To split a string I would normally use the Boost tokenizer function. Sometimes I can't. For instance when I am having fun in solving some online programming problem, where no extra library could be used. In this case I fall back to this homemade split function.

boost::tokenizer() is smarter, however this bare version is usually enough for what I need:
std::vector<std::string> split(const std::string& input, char sep) // 1
{
    std::vector<std::string> tokens;
    std::size_t beg = 0, end = 0; // 2
    while ((end = input.find(sep, beg)) != std::string::npos) // 3
    {
        if(beg < end) // 4
            tokens.push_back(input.substr(beg, end - beg));
        beg = end + 1; // 5
    }
    if(beg < input.size()) // 6
        tokens.push_back(input.substr(beg));

    return tokens;
}
1. It accepts in input a constant reference to the string we want to split and the unique character expected as separator.
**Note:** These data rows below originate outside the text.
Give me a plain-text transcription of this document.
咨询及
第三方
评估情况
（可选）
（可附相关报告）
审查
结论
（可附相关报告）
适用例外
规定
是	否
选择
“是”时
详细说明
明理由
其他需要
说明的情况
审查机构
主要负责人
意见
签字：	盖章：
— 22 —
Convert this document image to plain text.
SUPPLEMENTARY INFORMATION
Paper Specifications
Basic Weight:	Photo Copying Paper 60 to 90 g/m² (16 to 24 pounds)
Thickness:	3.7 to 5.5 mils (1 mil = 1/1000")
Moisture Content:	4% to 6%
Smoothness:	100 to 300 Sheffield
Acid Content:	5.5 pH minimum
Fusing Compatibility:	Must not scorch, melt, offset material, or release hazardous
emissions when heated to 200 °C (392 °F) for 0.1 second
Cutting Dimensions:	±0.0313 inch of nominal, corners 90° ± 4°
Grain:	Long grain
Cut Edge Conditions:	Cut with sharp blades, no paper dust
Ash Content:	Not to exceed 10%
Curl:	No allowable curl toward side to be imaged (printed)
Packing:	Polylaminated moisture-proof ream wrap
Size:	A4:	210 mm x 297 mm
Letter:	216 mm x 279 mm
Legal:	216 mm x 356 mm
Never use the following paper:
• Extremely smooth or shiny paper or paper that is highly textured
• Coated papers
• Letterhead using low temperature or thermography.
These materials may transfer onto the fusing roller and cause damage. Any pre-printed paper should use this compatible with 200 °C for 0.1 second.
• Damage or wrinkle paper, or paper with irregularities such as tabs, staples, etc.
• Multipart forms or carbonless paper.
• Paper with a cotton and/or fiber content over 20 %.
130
As output we get the found tokens in a vector of strings.
2. I am going to loop on the input string, putting in beg and end the delimiter positions for each token.
3. Find the next position for the separator, until one of them is available at all.
4. If the token is not empty, extract it from input and push it in the tokens vector.
5. The next token would start after the current separator position.
6. Push the last token, not considering a possible empty one at the end of the input string.

As example, see how I have used this split() function to solve the Swap Numbers codeeval problem, that asks to swap the first and last character in each word in a blank separated string:
std::string solution(const std::string& input)
{
    std::vector<std::string> words = split(input, ' '); // 1
    for(std::string& word : words) // 2
        std::swap(word.front(), word.back());

// ...
1. Using the above defined split() function on the input string for the blank separator.
2. Each word in the vector has its first and last character swapped.